Most users never run these directly — the daemon auto-spawns on first workspace create and auto-exits after the idle timer fires (default 30s after the last workspace is deleted). When you need to intervene — typically during development, when you want code changes to take effect:
mirage daemon status              # health, PID, uptime, workspace count
mirage daemon stop                # graceful: trip exit event, falls back to SIGTERM after --timeout (default 5s)
mirage daemon restart             # stop + lazy respawn (add --eager to spawn now)
mirage daemon kill                # SIGKILL via PID file -- last resort
VerbWhat it does
mirage daemon statusDaemon health, PID, uptime, workspace count. Exit 1 if daemon not reachable.
mirage daemon stopPOST /v1/shutdown to trip the daemon’s exit event. Daemon snapshots active workspaces (if persist_dir set), closes them, exits. Falls back to SIGTERM on --timeout.
mirage daemon restartStop, then either wait for next workspace create to auto-spawn (default) or --eager to spawn immediately. Workspaces are LOST unless persist_dir is configured.
mirage daemon killSIGKILL via PID file at ~/.mirage/daemon.pid. Skips graceful shutdown — use only when stop hangs.

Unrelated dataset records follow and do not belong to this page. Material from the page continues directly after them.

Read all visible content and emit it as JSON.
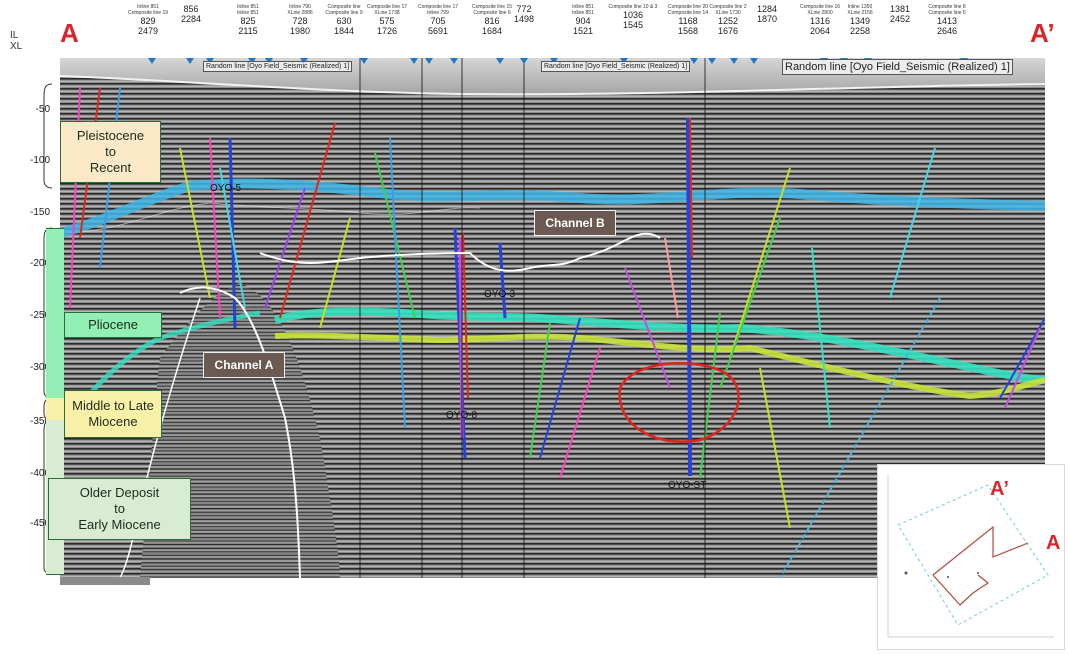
{
  "section": {
    "start_label": "A",
    "end_label": "A’",
    "il_label": "IL",
    "xl_label": "XL",
    "header_columns": [
      {
        "lines": [
          "Inline 851",
          "Composite line 19"
        ],
        "il": "829",
        "xl": "2479"
      },
      {
        "lines": [
          "",
          ""
        ],
        "il": "856",
        "xl": "2284"
      },
      {
        "lines": [
          "Inline 851",
          "Inline 851"
        ],
        "il": "825",
        "xl": "2115"
      },
      {
        "lines": [
          "Inline 790",
          "XLine 2886"
        ],
        "il": "728",
        "xl": "1980"
      },
      {
        "lines": [
          "Composite line",
          "Composite line 9"
        ],
        "il": "630",
        "xl": "1844"
      },
      {
        "lines": [
          "Composite line 17",
          "XLine 1738"
        ],
        "il": "575",
        "xl": "1726"
      },
      {
        "lines": [
          "Composite line 17",
          "Inline 799"
        ],
        "il": "705",
        "xl": "5691"
      },
      {
        "lines": [
          "Composite line 15",
          "Composite line 6"
        ],
        "il": "816",
        "xl": "1684"
      },
      {
        "lines": [
          "",
          ""
        ],
        "il": "772",
        "xl": "1498"
      },
      {
        "lines": [
          "Inline 851",
          "Inline 851"
        ],
        "il": "904",
        "xl": "1521"
      },
      {
        "lines": [
          "",
          "Composite line 10 & 3"
        ],
        "il": "1036",
        "xl": "1545"
      },
      {
        "lines": [
          "Composite line 20",
          "Composite line 14"
        ],
        "il": "1168",
        "xl": "1568"
      },
      {
        "lines": [
          "Composite line 2",
          "XLine 1730"
        ],
        "il": "1252",
        "xl": "1676"
      },
      {
        "lines": [
          "",
          ""
        ],
        "il": "1284",
        "xl": "1870"
      },
      {
        "lines": [
          "Composite line 16",
          "XLine 2800"
        ],
        "il": "1316",
        "xl": "2064"
      },
      {
        "lines": [
          "Inline 1350",
          "XLine 2156"
        ],
        "il": "1349",
        "xl": "2258"
      },
      {
        "lines": [
          "",
          ""
        ],
        "il": "1381",
        "xl": "2452"
      },
      {
        "lines": [
          "Composite line 8",
          "Composite line 5"
        ],
        "il": "1413",
        "xl": "2646"
      }
    ],
    "banners": [
      "Random line [Oyo Field_Seismic (Realized) 1]",
      "Random line [Oyo Field_Seismic (Realized) 1]",
      "Random line [Oyo Field_Seismic (Realized) 1]"
    ],
    "depth_ticks": [
      "-50",
      "-100",
      "-150",
      "-200",
      "-250",
      "-300",
      "-350",
      "-400",
      "-450"
    ]
  },
  "stages": [
    {
      "label": "Pleistocene to Recent",
      "line1": "Pleistocene",
      "line2": "to",
      "line3": "Recent",
      "color": "#fbe9c8"
    },
    {
      "label": "Pliocene",
      "color": "#93f0b4"
    },
    {
      "label": "Middle to Late Miocene",
      "line1": "Middle to Late",
      "line2": "Miocene",
      "color": "#f8f0a6"
    },
    {
      "label": "Older Deposit to Early Miocene",
      "line1": "Older Deposit",
      "line2": "to",
      "line3": "Early Miocene",
      "color": "#d8ecd2"
    }
  ],
  "callouts": {
    "channel_a": "Channel A",
    "channel_b": "Channel B"
  },
  "wells": {
    "w1": "OYO-5",
    "w2": "OYO-3",
    "w3": "OYO-8",
    "w4": "OYO-ST"
  },
  "inset": {
    "end_label": "A’",
    "start_label": "A"
  },
  "colors": {
    "accent_red": "#d8262b",
    "horizon_blue": "#3fb6e6",
    "horizon_cyan": "#35e0c0",
    "horizon_yellow": "#c9e23a",
    "channel_white": "#ffffff",
    "anomaly_red": "#e0241d"
  }
}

When you change Mirage’s source code (commands, providers, etc.), the running daemon won’t see your changes — it loaded the old code at startup. Run mirage daemon restart to pick up new code. Same situation as dockerd after recompiling Docker.

Where the daemon lives

Most users never need to think about the daemon. If you do:
  • It listens on http://127.0.0.1:8765 by default.
  • Override via MIRAGE_DAEMON_URL env var or ~/.mirage/config.toml:
    [daemon]
    url                = "http://127.0.0.1:8765"
    idle_grace_seconds = 30
    
  • Logs go to ~/.mirage/daemon.log when the CLI auto-spawns it.
  • It exits 30 seconds after the workspace count hits zero (configurable).